Colin Firth flirts steadily with his housekeeper; the prime minister ogles his tea lady while the US president corners her on the stairs; Alan Rickman can’t seem to go a day at work without being harassed by his weird office manager
Here’s the thing: I can know all this and still enjoy Love Actually. I know Love Actually is saccharine and problematic and dreadfully middle-class, and I still like it anyway. I like texting my sister about Aurelia’s stupid tattoo, even though I know the real problem is that a housekeeper is stripping, slowly, lovingly, to rescue a man’s shit novel. Similarly, I can sing “Santa baby, slip a sable under the tree, for me” while knowing that it furthers the stereotype that women are materialistic, as well as being a sexy advert for the fur trade to boot. I can give my niece pink Lego Friends for Christmas, even though I know about how Lego Friends are a sexist bastardisation of regular Lego. I can eat sausage stuffing that is lined with pancetta, despite knowing what it’s doing to my arteries. I can smoke a whole packet of fags on Christmas Day with my brother, leaning out of the back door, shoes off, coats on.

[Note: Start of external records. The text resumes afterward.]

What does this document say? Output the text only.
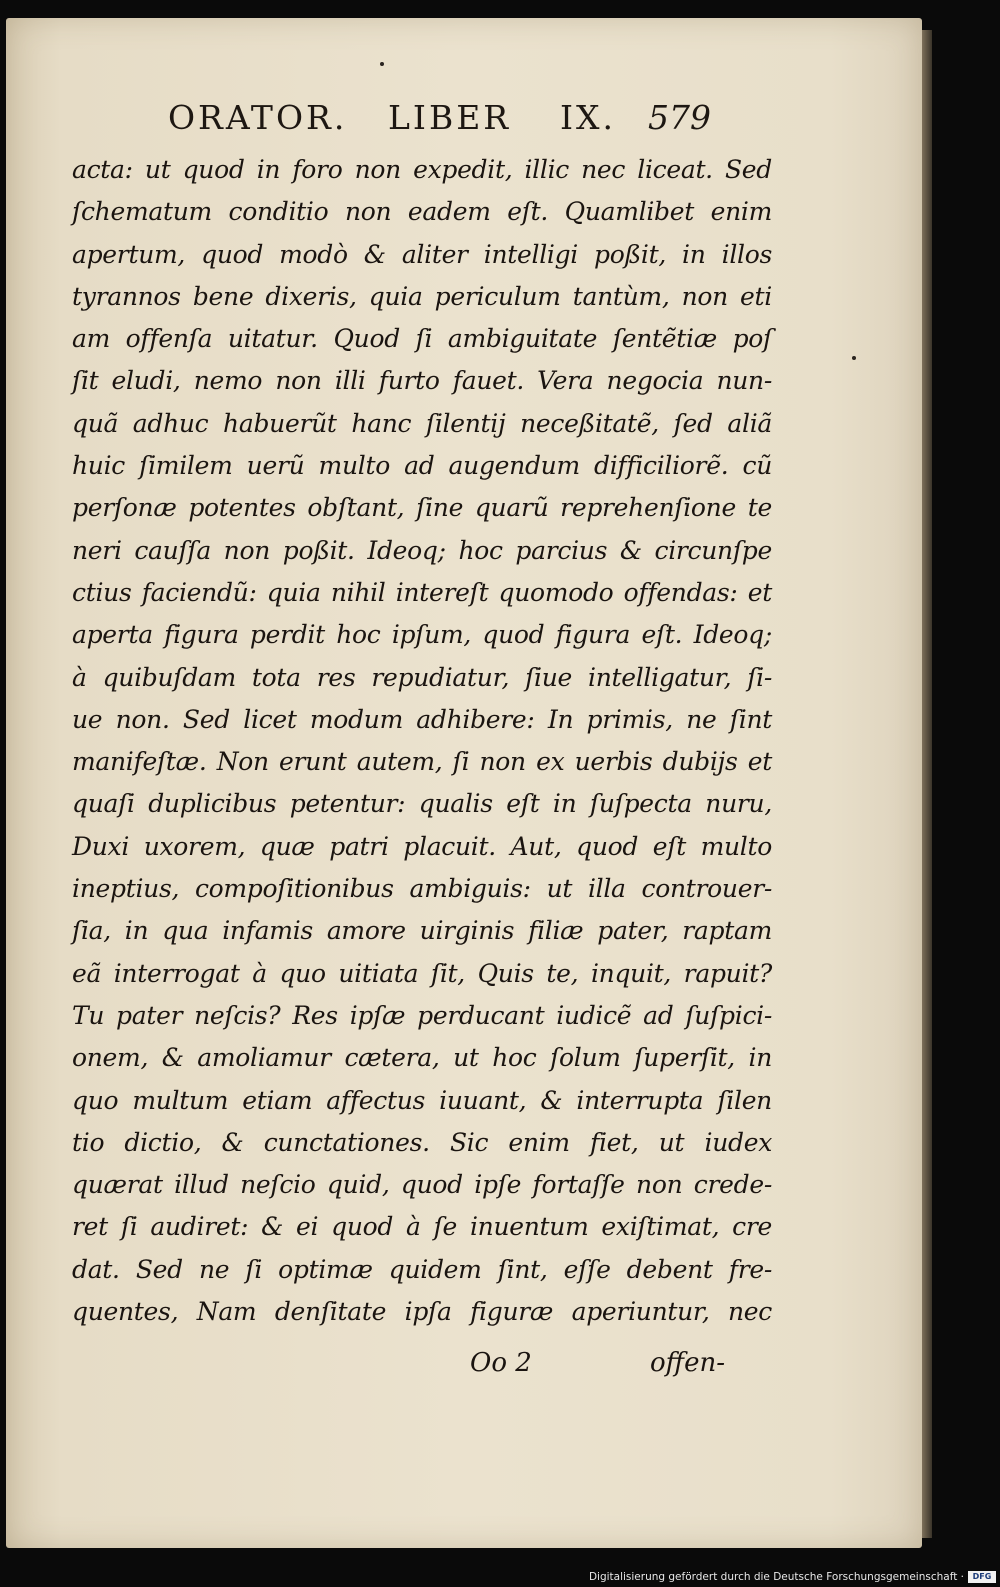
ORATOR. LIBER IX. 579
acta: ut quod in foro non expedit, illic nec liceat. Sed
ſchematum conditio non eadem eſt. Quamlibet enim
apertum, quod modò & aliter intelligi poßit, in illos
tyrannos bene dixeris, quia periculum tantùm, non eti
am offenſa uitatur. Quod ſi ambiguitate ſentẽtiæ poſ
ſit eludi, nemo non illi furto fauet. Vera negocia nun-
quã adhuc habuerũt hanc ſilentij neceßitatẽ, ſed aliã
huic ſimilem uerũ multo ad augendum difficiliorẽ. cũ
perſonæ potentes obſtant, ſine quarũ reprehenſione te
neri cauſſa non poßit. Ideoq; hoc parcius & circunſpe
ctius faciendũ: quia nihil intereſt quomodo offendas: et
aperta figura perdit hoc ipſum, quod figura eſt. Ideoq;
à quibuſdam tota res repudiatur, ſiue intelligatur, ſi-
ue non. Sed licet modum adhibere: In primis, ne ſint
manifeſtæ. Non erunt autem, ſi non ex uerbis dubijs et
quaſi duplicibus petentur: qualis eſt in ſuſpecta nuru,
Duxi uxorem, quæ patri placuit. Aut, quod eſt multo
ineptius, compoſitionibus ambiguis: ut illa controuer-
ſia, in qua infamis amore uirginis filiæ pater, raptam
eã interrogat à quo uitiata ſit, Quis te, inquit, rapuit?
Tu pater neſcis? Res ipſæ perducant iudicẽ ad ſuſpici-
onem, & amoliamur cætera, ut hoc ſolum ſuperſit, in
quo multum etiam affectus iuuant, & interrupta ſilen
tio dictio, & cunctationes. Sic enim fiet, ut iudex
quærat illud neſcio quid, quod ipſe fortaſſe non crede-
ret ſi audiret: & ei quod à ſe inuentum exiſtimat, cre
dat. Sed ne ſi optimæ quidem ſint, eſſe debent fre-
quentes, Nam denſitate ipſa figuræ aperiuntur, nec
Oo 2	offen-
Digitalisierung gefördert durch die Deutsche Forschungsgemeinschaft ·	DFG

The reason I do these things is the exact same reason you do them: because it’s Christmas and I’m tired and I’m allowed to do things I enjoy without questioning them that much. My niece likes pink Lego better than she likes regular Lego and that’s fine. We watch A Christmas Prince on Netflix even though it’s furthering the stereotype that female journalists are unable to cover a story without falling in love with their male source. My brothers carry the crates of beer in from the car because they’re boys and they can carry heavier things than I can. Fine.
I used to think, when I was younger, that Christmas was about creating the perfect day: where everyone wore their best clothes, ate the best food, gave the best gifts and was the best they could be in the name of the baby Jesus. Maybe that’s why we’ve developed such a taste for criticising the films we watch at Christmas – if we can’t have “the best”, then we might as well complain and point out just why, exactly, these films and songs are damaging to us. But as I’ve got older and time off has become scarcer, I’ve realised that Christmas isn’t about ascending to a place of “best” – it’s about enjoying what you have, in the very moment that you have it. This Lego is sexist, but it will do. This film has weird ideas about women, but it’s fine. There will be plenty of battles to fight in the new year – new battles, hard ones. I’m saving my energy for them.